What I meant... apologies :wave:
 


The Oldman

I like the Hat
NSC Patron
Jul 12, 2003
7,220
In the shadow of Seaford Head
I was there too for most of the day and yes it was as cold as Lord B says. As for the alternative sites put forward by the Swan Landlord ( area of expertise was he had driven a taxi for 20 odd years and knew the area well!), Rottingdean Parish Council and the very important Tom Carr they were all wonderful but Falmer was totally out of the question. How could the Albion have got it so wrong?

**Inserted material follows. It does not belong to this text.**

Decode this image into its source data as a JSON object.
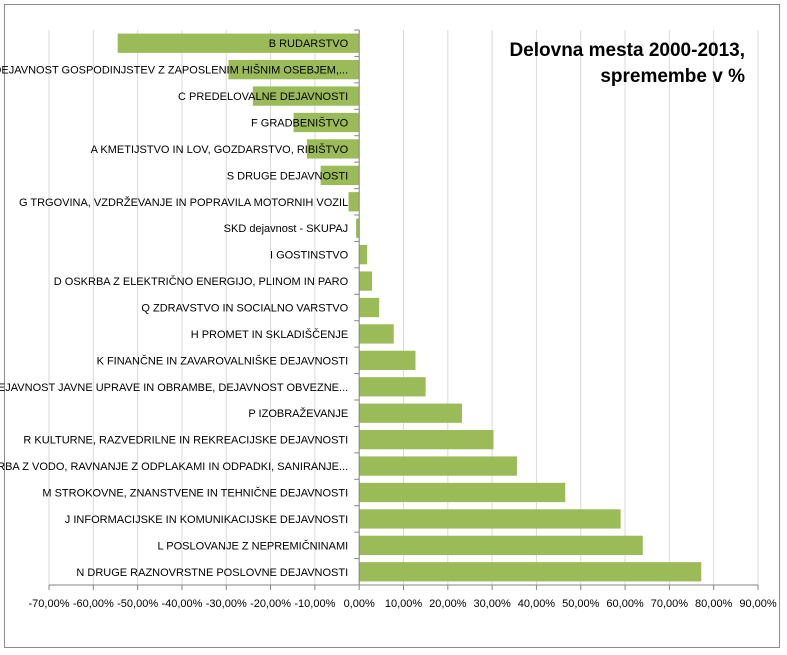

Mr Carr found it impossible to give a staight yes or no to any question.He wanted to lecture the Inspector on a number of topics ranging from his concern about the inquiry process and the lobbying of the Deputy Prime Minister by the club and its supporters ("No weight should be given to the views of supporters" as they had not attended the inquiry) to the impact of a new community stadium and enabling commercial developments on local business. What he did not want to do was produce hard evidence for his assertions that stadia at Shoreham Airport or Beeding Cement works met the planning criteria laid down by the DPM. He had a chat on the phone or in person with someone and they had given assurances that if say you moved the runway at the airport a little to the left a stadium could be built there. (The look of puzzlement on the Inspectors face at this point was a joy to behold). You could park all the cars on the approach road to the airport and parking problem solved. And so it went on. If pigs would fly all things are possible according to Mr Carr and its the club and its supporters who have no imagination.

But this was the warm up act for Lewes District Council. When they come back next week and put forward Sheepcote and Toads Hall Valley I suspect the debate will be more realistic and where our Mr Clay will really earn his dosh.
 


Wardy

NSC's Benefits Guru
Oct 9, 2003
11,219
In front of the PC
I hope that the inspector is not fooled by this act. He must know that 17000 people in a queue for a bus will just not work. The police for one will not allow it.

It makes me mad to think that these people are allowed to slow up the process with what is just utter bollocks.